In de Operations Room, voor het grote team, reageert Janina Mentz met stoïcijnse zelfbeheersing; een hoofdknikje, een verzoek om uitbreiding van de zoektocht naar het voertuig.
Om 20.14 uur belt de operator naar Quinn. ‘Ik sta hier op de brug van The Trident, dat is een hektrawler van United Fisheries, die ligt vanaf 13 september in het Robinson Graving-dok bij het Waterfront voor een volledige opknapbeurt. Op 16 september is er ingebroken en is alle elektronica eruit gestolen: radio’s, computers, navigatie, alles.’
‘Uitstekend. Heb je de ais-identiteit?’
‘Nee, die zullen we bij de mensen van United zelf moeten halen, hier is alleen iemand van het onderhoudsbedrijf.

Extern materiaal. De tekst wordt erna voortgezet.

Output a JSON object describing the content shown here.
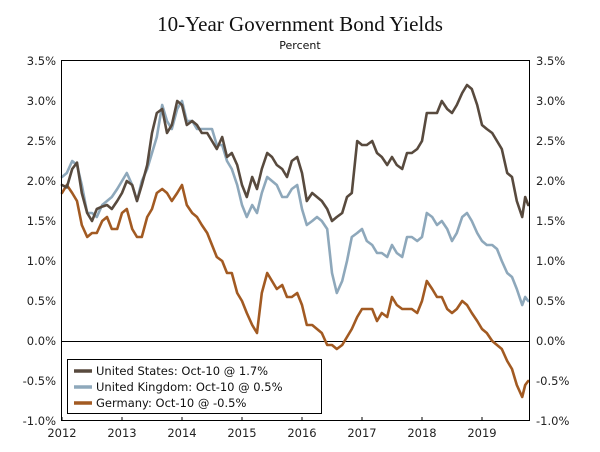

Hij heeft me nummers gegeven, maar het is zaterdagavond, er is niemand op kantoor.’
‘Geef me de nummers,’ zegt Quinn terwijl hij haastig naar Janina Mentz loopt.
Ze laten de Nissan Sentra achter in de Dinglestraat in Vasco, voor een kerk, en lopen naar de minibustaxi’s bij het station, twee straten verderop. Hij draagt de rugzak en de wapentas, zij alleen haar handtas. Hij houdt haar hand vast.
Ze rijden met negen gekleurde passagiers door de Voortrekkerstraat, de Albertstraat en de Strandstraat. De sfeer is aanvankelijk bedrukt door hun aanwezigheid, nieuwsgierige, schichtige arbeidersogen gaan naar Milla’s vuile blouse en geschramde armen, Beckers schouder. Tot een van de mannen vraagt: ‘Ruig weekendje gehad, bro?’ en Lukas grinnikt en knikt, en Milla lacht. Dan komen de geintjes en speculaties en verhalen los, en pas als ze bij de halte uitstappen, zegt een vrouw ernstig: ‘Het ga jullie goed.’